Anyways, we waited and waited and waited....

and found ways to entertain ourselves.


Once the doctors and the anesthesiologist came to visit, we moved Isaiah to the bed and got him ready.

We prepped everyone reminding them of how fragile he is, we showed them how you can put rolls under his mattress to change his position, and we begged them to be careful.

The doctors prepped us, had us sign consent forms, reminded us of what could go wrong, and told us of alternatives if certain things didn't work out.

Isaiah is getting a port put in.  His doctor didn't seem 100% confident that he'd have enough room by his neck to get in (I don't quite know all the terminology....I'd probably pass out if I knew what they were doing), and mentioned the width of the tubes may not be wide enough in the port, and that a Broviac might be better.

I should explain a bit...while Dave and I wait and wait and wait....Isaiah is getting a port today to make his Pam treatments easier.  He normally gets an IV, which last time took 3 sticks.  It's difficult to get an IV in without a tourniquet.   It's traumatizing.  The port, which will be placed in his upper chest, will make it less traumatic.  It's under the skin so he can go about his daily business.

A broviac is an access that hangs outside of the body.  It requires a lot of maintenance and limits certain things.  For example, it can't go under water.

We are just getting to weening Isaiah off of the C-Pap.
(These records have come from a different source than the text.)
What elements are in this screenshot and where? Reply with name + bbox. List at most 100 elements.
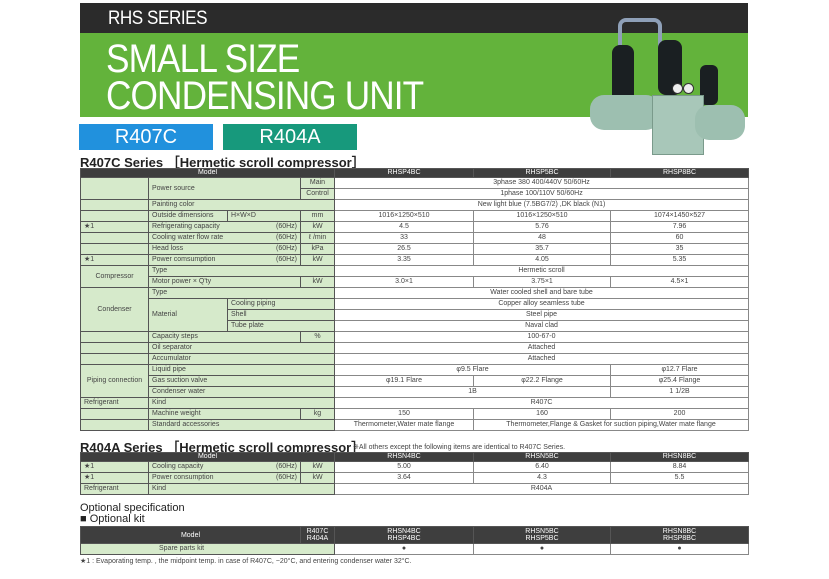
row-value: 60 <box>610 232 750 244</box>
row-unit: % <box>299 331 336 343</box>
row-value: Hermetic scroll <box>334 265 750 277</box>
optional-kit-heading: ■ Optional kit <box>80 513 145 525</box>
table-header-row: Model R407C R404A RHSN4BC RHSP4BC RHSN5BC R… <box>80 526 749 544</box>
row-unit: kPa <box>299 243 336 255</box>
r407c-tag: R407C <box>79 124 213 150</box>
model-column-header: RHSN8BC RHSP8BC <box>610 526 749 544</box>
table-row: Condenser water 1B 1 1/2B <box>81 386 750 398</box>
row-sublabel: Tube plate <box>226 320 336 332</box>
row-value: R404A <box>334 483 750 495</box>
row-label: Motor power × Q'ty <box>148 276 301 288</box>
row-value: φ9.5 Flare <box>334 364 612 376</box>
row-value: φ12.7 Flare <box>610 364 750 376</box>
row-label: Condenser water <box>147 386 336 398</box>
row-value: 8.84 <box>610 461 750 473</box>
table-row: Machine weight kg 150 160 200 <box>80 408 750 420</box>
model-column-header: RHSN5BC RHSP5BC <box>473 526 611 544</box>
row-value: 4.3 <box>473 472 612 484</box>
row-label: Standard accessories <box>147 419 336 431</box>
table-row: ★1 Power comsumption (60Hz) kW 3.35 4.05 … <box>80 254 750 266</box>
model-header: Model <box>79 168 336 178</box>
row-value: 1074×1450×527 <box>610 210 750 222</box>
row-value: 3phase 380 400/440V 50/60Hz <box>334 177 750 189</box>
row-label: Capacity steps <box>148 331 301 343</box>
row-sublabel: Control <box>299 188 336 200</box>
row-frequency: (60Hz) <box>275 474 297 481</box>
row-label: Cooling capacity <box>152 463 204 470</box>
footnote-mark: ★1 <box>80 254 149 266</box>
row-value: 1016×1250×510 <box>334 210 475 222</box>
row-unit: kW <box>299 461 336 473</box>
group-label: Refrigerant <box>80 397 149 409</box>
table-row: Head loss (60Hz) kPa 26.5 35.7 35 <box>80 243 750 255</box>
model-label: RHSN8BC <box>662 528 697 535</box>
row-value: Copper alloy seamless tube <box>334 298 750 310</box>
row-label-cell: Refrigerating capacity (60Hz) <box>148 221 301 233</box>
table-row: Painting color New light blue (7.5BG7/2)… <box>80 199 750 211</box>
row-value: 35 <box>610 243 750 255</box>
table-row: Spare parts kit ● ● ● <box>80 543 749 555</box>
row-value: 3.0×1 <box>334 276 475 288</box>
model-header: Model <box>80 526 301 544</box>
row-unit: kW <box>299 254 336 266</box>
row-label: Power comsumption <box>152 256 216 263</box>
row-value: 5.5 <box>610 472 750 484</box>
availability-dot: ● <box>610 543 749 555</box>
table-row: Standard accessories Thermometer,Water m… <box>80 419 750 431</box>
model-column-header: RHSN4BC <box>334 452 475 462</box>
table-row: Motor power × Q'ty kW 3.0×1 3.75×1 4.5×1 <box>81 276 750 288</box>
table-row: Accumulator Attached <box>80 353 750 365</box>
model-label: RHSN5BC <box>525 528 559 535</box>
row-label-cell: Power consumption (60Hz) <box>148 472 301 484</box>
row-value: 1B <box>334 386 612 398</box>
row-label: Material <box>148 298 228 332</box>
refrigerant-label: R407C <box>306 528 329 535</box>
table-row: ★1 Power consumption (60Hz) kW 3.64 4.3 5… <box>80 472 750 484</box>
model-column-header: RHSN5BC <box>473 452 612 462</box>
row-value: Steel pipe <box>334 309 750 321</box>
group-label: Refrigerant <box>80 483 149 495</box>
footnote-mark: ★1 <box>80 221 149 233</box>
row-label: Refrigerating capacity <box>152 223 220 230</box>
row-value: 4.5 <box>334 221 475 233</box>
refrigerant-label: R404A <box>306 535 329 542</box>
table-row: Compressor Type Hermetic scroll <box>80 265 750 288</box>
row-value: 26.5 <box>334 243 475 255</box>
row-value: φ19.1 Flare <box>334 375 475 387</box>
table-row: Gas suction valve φ19.1 Flare φ22.2 Flan… <box>81 375 750 387</box>
model-column-header: RHSP5BC <box>473 168 612 178</box>
r407c-section-title: R407C Series ［Hermetic scroll compressor… <box>80 152 365 171</box>
table-row: Piping connection Liquid pipe φ9.5 Flare… <box>80 364 750 398</box>
group-cell <box>80 243 149 255</box>
r407c-spec-table: Model RHSP4BC RHSP5BC RHSP8BC Power sour… <box>79 168 750 431</box>
table-row: ★1 Cooling capacity (60Hz) kW 5.00 6.40 8… <box>80 461 750 473</box>
group-cell <box>80 199 149 211</box>
r404a-note: ※All others except the following items a… <box>353 444 566 451</box>
row-label: Outside dimensions <box>148 210 228 222</box>
row-value: 160 <box>473 408 612 420</box>
group-cell <box>80 342 149 354</box>
row-value: 150 <box>334 408 475 420</box>
group-cell <box>80 331 149 343</box>
row-label: Spare parts kit <box>80 543 335 555</box>
row-value: 4.05 <box>473 254 612 266</box>
footnote-mark: ★1 <box>80 472 149 484</box>
table-row: ★1 Refrigerating capacity (60Hz) kW 4.5 5… <box>80 221 750 233</box>
table-row: Power source Main 3phase 380 400/440V 50… <box>80 177 750 200</box>
row-unit: ℓ /min <box>299 232 336 244</box>
row-sublabel: Cooling piping <box>226 298 336 310</box>
row-label: Head loss <box>152 245 184 252</box>
row-value: Attached <box>334 353 750 365</box>
row-value: Water cooled shell and bare tube <box>334 287 750 299</box>
row-value: 6.40 <box>473 461 612 473</box>
row-value: New light blue (7.5BG7/2) ,DK black (N1) <box>334 199 750 211</box>
row-sublabel: H×W×D <box>227 210 301 222</box>
row-value: 35.7 <box>473 243 612 255</box>
group-cell <box>80 232 149 244</box>
row-label-cell: Power comsumption (60Hz) <box>148 254 301 266</box>
model-column-header: RHSN4BC RHSP4BC <box>334 526 474 544</box>
group-label: Piping connection <box>80 364 149 398</box>
row-value: 1016×1250×510 <box>473 210 612 222</box>
r407c-compressor-type: ［Hermetic scroll compressor］ <box>166 155 365 170</box>
group-label: Compressor <box>80 265 149 288</box>
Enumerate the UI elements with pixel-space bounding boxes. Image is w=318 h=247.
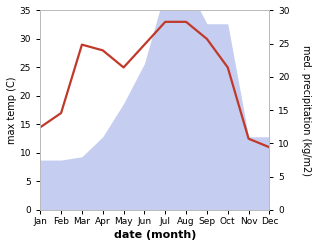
Y-axis label: med. precipitation (kg/m2): med. precipitation (kg/m2)	[301, 45, 311, 176]
X-axis label: date (month): date (month)	[114, 230, 196, 240]
Y-axis label: max temp (C): max temp (C)	[7, 76, 17, 144]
If he is off of his machine, he'll get cleared for water therapy.  If he has a broviac? Still no water therapy.

NO

STINKING

WAY.

Yes, he's grown stronger than anyone predicted...but imagine how strong he'd be if he would have been getting water therapy once or so a week?  Not going to happen.  Port or nothing.

Anyway, putting a broviac in is less invasive and a less risky surgery.  The doctor may, and likely will, break a bone putting the port in.

Its worth the risk.  Bones heal.

When he heard "port or nothing" come out of my mouth, he decided it'd be good to call Isaiah's favorite doctor.  I assume he thought that he'd have an ally.

Nope!  He was on our team.  The comical moment of the day is when we heard the conversation went like this...

"If we do this, it could break his collar bone."
"If you get it in, I can treat that broken bone.  With that port."

HA

Placing the port should take about an hour and a half.  After that, he is going to get his ears cleaned out, and if he has fluid, he'll have tubes put in.  After that, he'll have an ABR done, which is a 2 hour test to check his hearing through brain activity.


So here we are, waiting waiting waiting.  I can't stop staring at this last picture that I snapped of Isaiah, sleeping peacefully before I gave him his kiss before surgery.  

We'll update as soon as we hear anything....but know they are talking that recovery will likely be in the PICU as a precaution.  Ugh. Hopefully Isaiah will surprise everyone and he'll get to stay on the floor with all the other kiddos recovering from surgery.